La memoria de los dientes

Esos dientes allí afuera habían dejado de ser parte de mí. Parecían semillas y por eso, después de ponerlos debajo de la almohada como decía mi madre, los enterré en una maceta. Hubiera sido una grata sorpresa que después de mucha agua y soles dieran brotes de mí mismo. 

Pero si eran semillas estaban muertas, como los cabellos que caían alrededor de la silla giratoria ante la mirada complacida del verdugo de las tijeras. Embravecido hacía su tarea como si se tratara de una revancha largamente acariciada. Excitado por esos cortes que quitaban pedazos de mí sin explicación alguna. Descarte aceptado por mis padres y por todos. 

Después del crimen, el hombre barría los restos con cierto rictus de repugnancia, los juntaba en una pala de chapa gastada y los echaba en una bolsa. La bolsa que a la mañana siguiente se llevaría el loco Zabalita, encargado de acarrear la basura y de enterrar a los muertos. 

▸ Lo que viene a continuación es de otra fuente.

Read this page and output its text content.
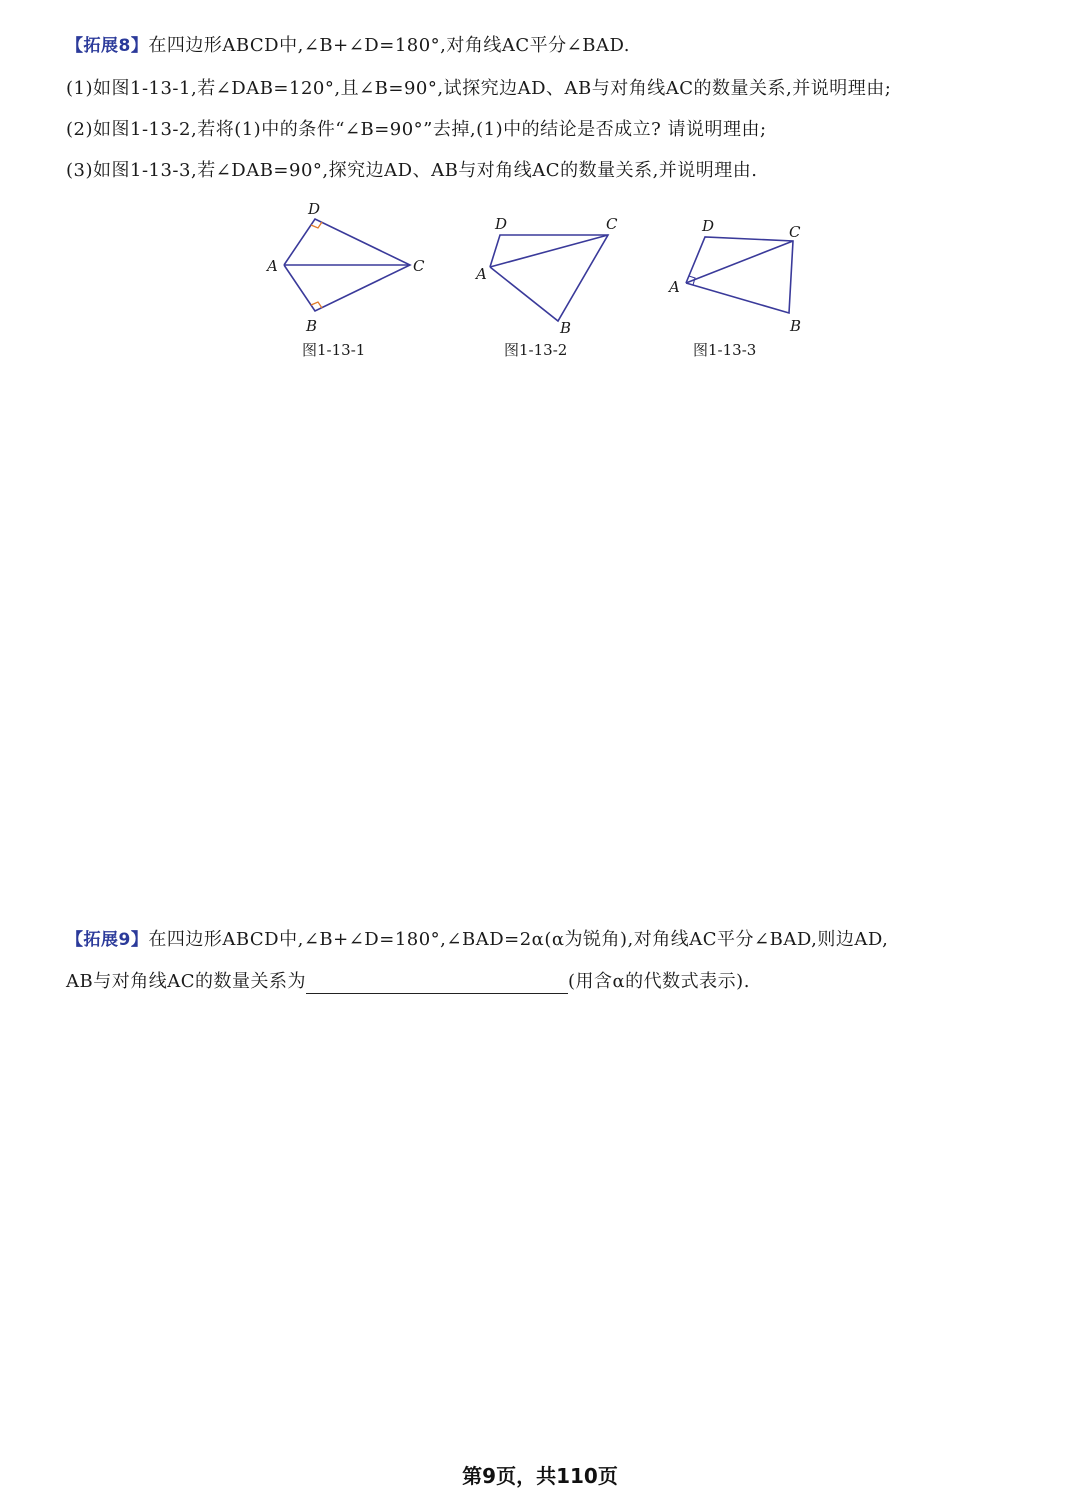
【拓展8】在四边形ABCD中,∠B+∠D=180°,对角线AC平分∠BAD.
(1)如图1-13-1,若∠DAB=120°,且∠B=90°,试探究边AD、AB与对角线AC的数量关系,并说明理由;
(2)如图1-13-2,若将(1)中的条件“∠B=90°”去掉,(1)中的结论是否成立? 请说明理由;
(3)如图1-13-3,若∠DAB=90°,探究边AD、AB与对角线AC的数量关系,并说明理由.
D
A	C
B
图1-13-1
D	C
A
B
图1-13-2
D	C
A
B
图1-13-3
【拓展9】在四边形ABCD中,∠B+∠D=180°,∠BAD=2α(α为锐角),对角线AC平分∠BAD,则边AD,
AB与对角线AC的数量关系为	(用含α的代数式表示).
第9页，共110页
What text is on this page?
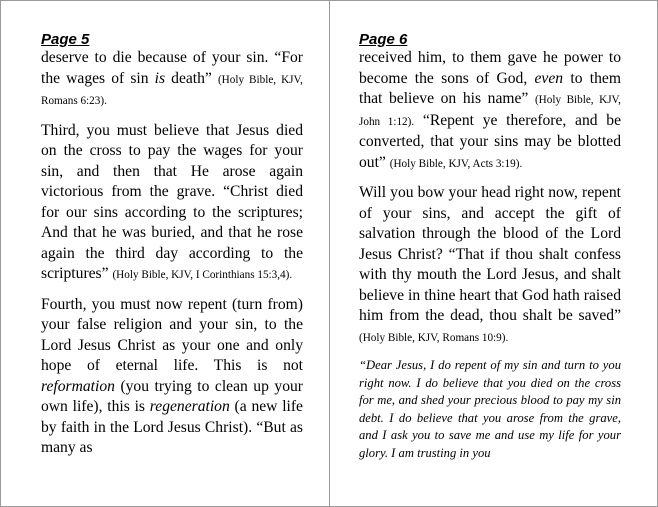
Page 5

deserve to die because of your sin. “For the wages of sin is death” (Holy Bible, KJV, Romans 6:23).

Third, you must believe that Jesus died on the cross to pay the wages for your sin, and then that He arose again victorious from the grave. “Christ died for our sins according to the scriptures; And that he was buried, and that he rose again the third day according to the scriptures” (Holy Bible, KJV, I Corinthians 15:3,4).

Fourth, you must now repent (turn from) your false religion and your sin, to the Lord Jesus Christ as your one and only hope of eternal life. This is not reformation (you trying to clean up your own life), this is regeneration (a new life by faith in the Lord Jesus Christ). “But as many as

Page 6

received him, to them gave he power to become the sons of God, even to them that believe on his name” (Holy Bible, KJV, John 1:12). “Repent ye therefore, and be converted, that your sins may be blotted out” (Holy Bible, KJV, Acts 3:19).

Will you bow your head right now, repent of your sins, and accept the gift of salvation through the blood of the Lord Jesus Christ? “That if thou shalt confess with thy mouth the Lord Jesus, and shalt believe in thine heart that God hath raised him from the dead, thou shalt be saved” (Holy Bible, KJV, Romans 10:9).

“Dear Jesus, I do repent of my sin and turn to you right now. I do believe that you died on the cross for me, and shed your precious blood to pay my sin debt. I do believe that you arose from the grave, and I ask you to save me and use my life for your glory. I am trusting in you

En el sillón acolchado el recién modelado a cero y tijera era a quien todos amaban. Por eso no tuve más remedio que conformar mi existencia en ese que perdía dientes y pelos. Necesitaba ser querido. 

Aunque eran habituales, los descartes físicos y mentales siguieron asustándome mucho tiempo. Previo endurecer el rostro como máscara de guerra, golpear los tacos contra el piso y vociferar; el cometido se lograba y todo de inmediato se desvanecía como una pesadilla. Los rostros sonreían y miraban especialmente complacidos el espacio vacío que antes ocupara lo que habían arrancado. 

Pasadas las horas, les miraba a los ojos por algún signo de arrepentimiento, pero no. No parecían compartir mi pena por lo que había ocurrido. 

Me dolía no ser lo que esperaban, me desgarraba no pertenecer a ellos. Nada de mí podía sustraerse, sus voces siempre me construyeron  y deconstruyeron a voluntad. 

Las eliminaciones continuaron al punto de llevarme a cometer mis propios crímenes o en —algunas ocasiones más benevolentes— condenar al ostracismo enormes pedazos de mí. Partes que dejaban de ser sentidas y grandes trozos de mundo que perdían razón de ser y desaparecían como si nunca hubieran existido.

Muchas veces hundí el dedo en la maceta hasta encontrar alguno de mis antiguos dientes. Solo para mirarlo. Para tratar de recordarme entero y ensoñar con la resurrección de todo lo perdido. 

Lo que queda de mi sabe que también va a morir, aunque hasta último momento no se lo crea del todo. Le gustaría ser impúdicamente inmortal.